So we made some great success in detecting all the insects in our raw images.
Now we have thousands and thousands of photos of singular insects and the ability to create thousands upon thousands more! So the next step is classifying all these critters!
We have a basic gameplan. We can use something like BioCLIP, and train it for panamanian insects we are seeing.
The problem is before we can train the insect classifier, we need to create a LOT of ground truth data. We have taxonomists hired who are willing to go through the long, arduous work of looking through all those images and label them as taxonomically accurate as they can.
So for each image of each insect we need to be able to rapidly give it a label. so I’ve been looking for a way to label things for bioclip to use in a nice user-friendly way. I’ve seen many different labeling applications out there, but haven’t seen anything that would let you label hierarchically. And this is the key. We don’t care as much about ID-ing specific species, but we need to label things in a taxonomic hierarchy as best as possible (which is how BioCLIP works too). And we need to be able to do this in a quick, user-friendly way. It should have all the possible taxonomic labels from something like Tree-of-life already loaded up.
I imagine an interface where you load a folder, it groups images by a guessed at similarity (As you see many pics will be nearly identical as they are multiple photos of the same insect that hadn’t moved much), it pops up an individual pic, you have macros that let you quickly choose the Class, order, family, etc… as far as you can, or give it labels like other things like (smudge, dirt, wrong detection). It would probably have a set of most recent classifications too where you could rapidly use the same ID that might pop up over and over.
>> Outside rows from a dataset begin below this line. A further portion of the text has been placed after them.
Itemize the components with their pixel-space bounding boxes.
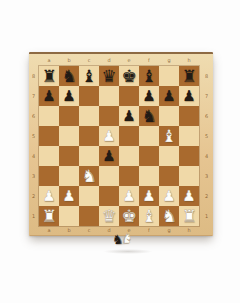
square-h6[interactable] <box>179 106 199 126</box>
square-d5[interactable]: ♟ <box>99 126 119 146</box>
square-h8[interactable]: ♜ <box>179 66 199 86</box>
rank-label-left-6: 6 <box>29 106 38 126</box>
file-label-bottom-c: c <box>79 226 99 234</box>
white-bishop: ♝ <box>141 208 156 225</box>
rank-label-right-2: 2 <box>202 186 211 206</box>
square-c5[interactable] <box>79 126 99 146</box>
square-d2[interactable] <box>99 186 119 206</box>
square-g8[interactable] <box>159 66 179 86</box>
square-d4[interactable]: ♟ <box>99 146 119 166</box>
black-rook: ♜ <box>181 68 196 85</box>
square-f6[interactable]: ♞ <box>139 106 159 126</box>
square-f7[interactable]: ♟ <box>139 86 159 106</box>
square-e7[interactable] <box>119 86 139 106</box>
black-rook: ♜ <box>41 68 56 85</box>
square-e8[interactable]: ♚ <box>119 66 139 86</box>
square-h4[interactable] <box>179 146 199 166</box>
square-b2[interactable]: ♟ <box>59 186 79 206</box>
black-bishop: ♝ <box>81 68 96 85</box>
black-pawn: ♟ <box>142 89 155 104</box>
square-e3[interactable] <box>119 166 139 186</box>
black-pawn: ♟ <box>122 109 135 124</box>
rank-label-left-3: 3 <box>29 166 38 186</box>
square-f8[interactable]: ♝ <box>139 66 159 86</box>
rank-label-left-8: 8 <box>29 66 38 86</box>
square-g5[interactable]: ♝ <box>159 126 179 146</box>
spare-white-knight: ♞ <box>121 232 134 246</box>
square-d8[interactable]: ♛ <box>99 66 119 86</box>
square-c8[interactable]: ♝ <box>79 66 99 86</box>
black-king: ♚ <box>121 68 136 85</box>
white-knight: ♞ <box>81 168 96 185</box>
square-g2[interactable]: ♟ <box>159 186 179 206</box>
square-e5[interactable] <box>119 126 139 146</box>
square-f3[interactable] <box>139 166 159 186</box>
square-c1[interactable] <box>79 206 99 226</box>
white-pawn: ♟ <box>42 189 55 204</box>
square-g3[interactable] <box>159 166 179 186</box>
file-label-top-h: h <box>179 56 199 64</box>
file-labels-top: abcdefgh <box>39 56 199 64</box>
square-a8[interactable]: ♜ <box>39 66 59 86</box>
rank-labels-right: 87654321 <box>202 66 211 226</box>
white-pawn: ♟ <box>182 189 195 204</box>
photo-background: abcdefgh abcdefgh 87654321 87654321 ♜♞♝♛… <box>0 0 240 303</box>
square-a3[interactable] <box>39 166 59 186</box>
square-d3[interactable] <box>99 166 119 186</box>
black-pawn: ♟ <box>182 89 195 104</box>
rank-label-right-5: 5 <box>202 126 211 146</box>
square-g1[interactable]: ♞ <box>159 206 179 226</box>
file-label-top-e: e <box>119 56 139 64</box>
square-a4[interactable] <box>39 146 59 166</box>
white-pawn: ♟ <box>62 189 75 204</box>
square-d7[interactable] <box>99 86 119 106</box>
file-label-bottom-h: h <box>179 226 199 234</box>
square-f2[interactable]: ♟ <box>139 186 159 206</box>
square-a6[interactable] <box>39 106 59 126</box>
square-e1[interactable]: ♚ <box>119 206 139 226</box>
rank-label-right-7: 7 <box>202 86 211 106</box>
square-b3[interactable] <box>59 166 79 186</box>
tray-shadow <box>103 249 153 254</box>
square-g4[interactable] <box>159 146 179 166</box>
rank-label-right-6: 6 <box>202 106 211 126</box>
rank-label-right-3: 3 <box>202 166 211 186</box>
square-a5[interactable] <box>39 126 59 146</box>
black-pawn: ♟ <box>42 89 55 104</box>
square-d6[interactable] <box>99 106 119 126</box>
black-pawn: ♟ <box>102 149 115 164</box>
white-rook: ♜ <box>41 208 56 225</box>
file-label-bottom-b: b <box>59 226 79 234</box>
rank-label-left-1: 1 <box>29 206 38 226</box>
file-label-top-f: f <box>139 56 159 64</box>
black-queen: ♛ <box>101 68 116 85</box>
white-pawn: ♟ <box>102 129 115 144</box>
square-a1[interactable]: ♜ <box>39 206 59 226</box>
square-d1[interactable]: ♛ <box>99 206 119 226</box>
black-pawn: ♟ <box>62 89 75 104</box>
rank-label-left-5: 5 <box>29 126 38 146</box>
rank-label-right-4: 4 <box>202 146 211 166</box>
square-h2[interactable]: ♟ <box>179 186 199 206</box>
square-b7[interactable]: ♟ <box>59 86 79 106</box>
square-c3[interactable]: ♞ <box>79 166 99 186</box>
white-pawn: ♟ <box>162 189 175 204</box>
square-b4[interactable] <box>59 146 79 166</box>
square-g7[interactable]: ♟ <box>159 86 179 106</box>
square-f5[interactable] <box>139 126 159 146</box>
white-queen: ♛ <box>101 208 116 225</box>
black-pawn: ♟ <box>162 89 175 104</box>
square-a7[interactable]: ♟ <box>39 86 59 106</box>
square-c7[interactable] <box>79 86 99 106</box>
white-king: ♚ <box>121 208 136 225</box>
square-b1[interactable] <box>59 206 79 226</box>
file-label-top-b: b <box>59 56 79 64</box>
file-label-top-d: d <box>99 56 119 64</box>
rank-label-right-8: 8 <box>202 66 211 86</box>
demo-chess-board: abcdefgh abcdefgh 87654321 87654321 ♜♞♝♛… <box>29 52 213 236</box>
square-a2[interactable]: ♟ <box>39 186 59 206</box>
rank-label-left-7: 7 <box>29 86 38 106</box>
white-pawn: ♟ <box>122 189 135 204</box>
white-bishop: ♝ <box>161 128 176 145</box>
file-label-top-c: c <box>79 56 99 64</box>
square-b8[interactable]: ♞ <box>59 66 79 86</box>
rank-labels-left: 87654321 <box>29 66 38 226</box>
black-knight: ♞ <box>141 108 156 125</box>
square-e4[interactable] <box>119 146 139 166</box>
square-c6[interactable] <box>79 106 99 126</box>
square-b5[interactable] <box>59 126 79 146</box>
square-h3[interactable] <box>179 166 199 186</box>
square-h1[interactable]: ♜ <box>179 206 199 226</box>
square-e6[interactable]: ♟ <box>119 106 139 126</box>
white-knight: ♞ <box>161 208 176 225</box>
file-label-bottom-g: g <box>159 226 179 234</box>
square-c2[interactable] <box>79 186 99 206</box>
square-f4[interactable] <box>139 146 159 166</box>
chess-board-grid: ♜♞♝♛♚♝♜♟♟♟♟♟♟♞♟♝♟♞♟♟♟♟♟♟♜♛♚♝♞♜ <box>39 66 199 226</box>
black-knight: ♞ <box>61 68 76 85</box>
square-c4[interactable] <box>79 146 99 166</box>
white-pawn: ♟ <box>142 189 155 204</box>
file-label-bottom-a: a <box>39 226 59 234</box>
black-bishop: ♝ <box>141 68 156 85</box>
rank-label-right-1: 1 <box>202 206 211 226</box>
rank-label-left-4: 4 <box>29 146 38 166</box>
file-label-top-a: a <box>39 56 59 64</box>
rank-label-left-2: 2 <box>29 186 38 206</box>
square-h5[interactable] <box>179 126 199 146</box>
square-f1[interactable]: ♝ <box>139 206 159 226</box>
file-label-top-g: g <box>159 56 179 64</box>
square-g6[interactable] <box>159 106 179 126</box>
square-h7[interactable]: ♟ <box>179 86 199 106</box>
square-b6[interactable] <box>59 106 79 126</box>
white-rook: ♜ <box>181 208 196 225</box>
square-e2[interactable]: ♟ <box>119 186 139 206</box>
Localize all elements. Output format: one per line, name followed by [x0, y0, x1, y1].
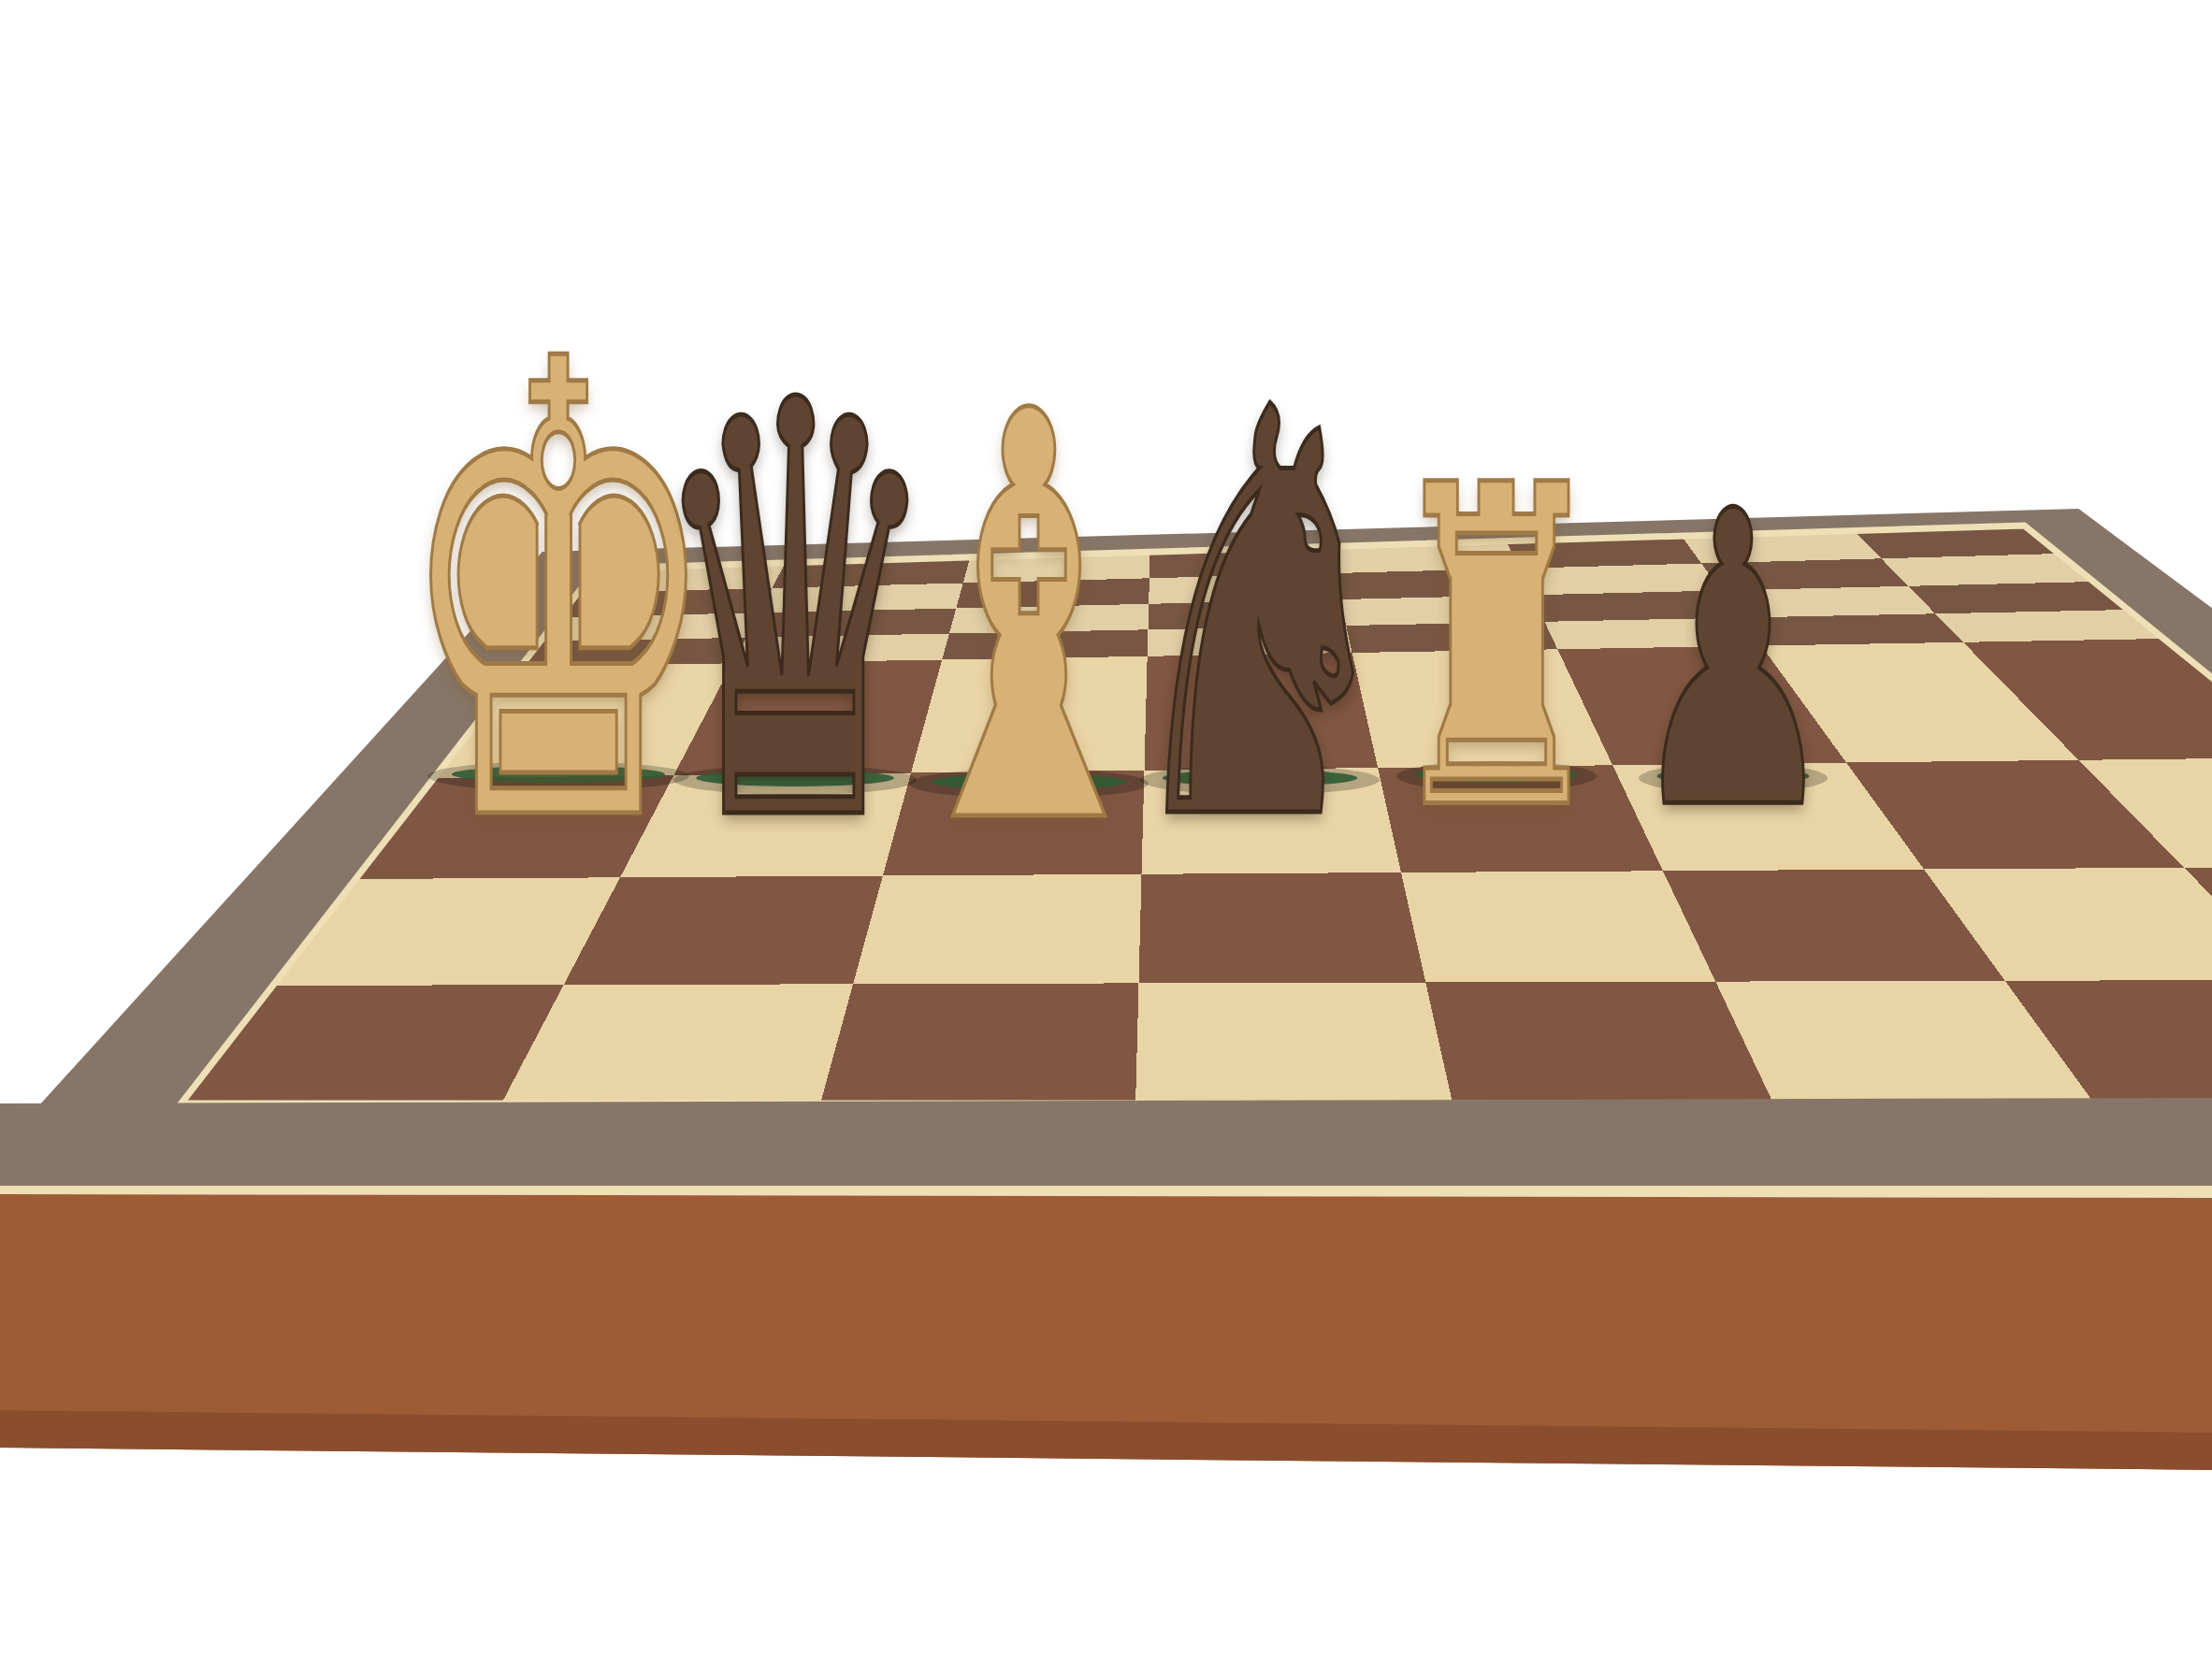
chessboard-photo-stage: ♚♛♝♞♜♟: [0, 0, 2212, 1658]
glyph-black-pawn: ♟: [1627, 459, 1839, 865]
square-e1[interactable]: [1425, 982, 1773, 1103]
square-d1[interactable]: [1135, 983, 1453, 1104]
piece-white-rook[interactable]: ♜: [1381, 429, 1611, 871]
piece-black-pawn[interactable]: ♟: [1627, 459, 1839, 865]
glyph-white-rook: ♜: [1381, 429, 1611, 871]
square-c1[interactable]: [820, 983, 1138, 1103]
near-border-band: [0, 1098, 2212, 1186]
glyph-black-knight: ♞: [1114, 338, 1406, 899]
piece-black-knight[interactable]: ♞: [1114, 338, 1406, 899]
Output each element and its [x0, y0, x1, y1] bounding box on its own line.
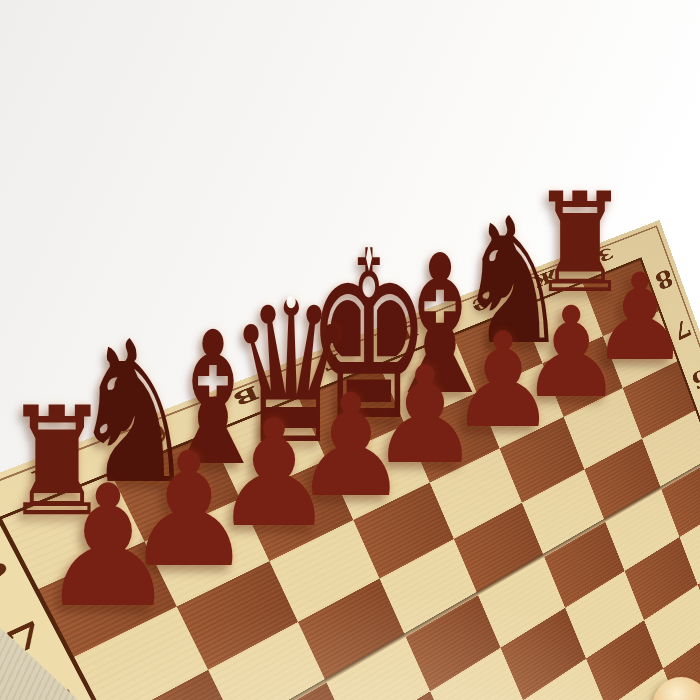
chess-set-photo: 8877665544332211ааббввггддеежжзз ♜♞♝♛♚♝♞… [0, 0, 700, 700]
piece-white-pawn-partial [653, 677, 700, 700]
pieces-layer: ♜♞♝♛♚♝♞♜♟♟♟♟♟♟♟♟ [0, 0, 700, 700]
king-white-tip [366, 242, 372, 272]
piece-pawn-a7: ♟ [39, 463, 178, 631]
queen-white-ball [286, 295, 295, 308]
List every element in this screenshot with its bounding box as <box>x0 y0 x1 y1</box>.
Another important thing is that this labeling system should work iteratively. That is someone taxonomically not that talented, like me, should be able to go through a bunch of images and perhaps just group them by class or order. And then a human or robot could go through and try to narrow down those classifications to further to family or genus levels, and a final “expert” could ID even further or just confirm the IDs.
It feels like there should be something out there that lets you do this, but I have been asking around and haven’t found anything. Most labelling software are for things like Yolo, where you are trying to get a basic flat ID on a thing within a specific location in a bigger image. Instead we want a hierarchical label on a whole image (no need to draw rectangles!)
but it’s looking like we might have to roll our own software!?!?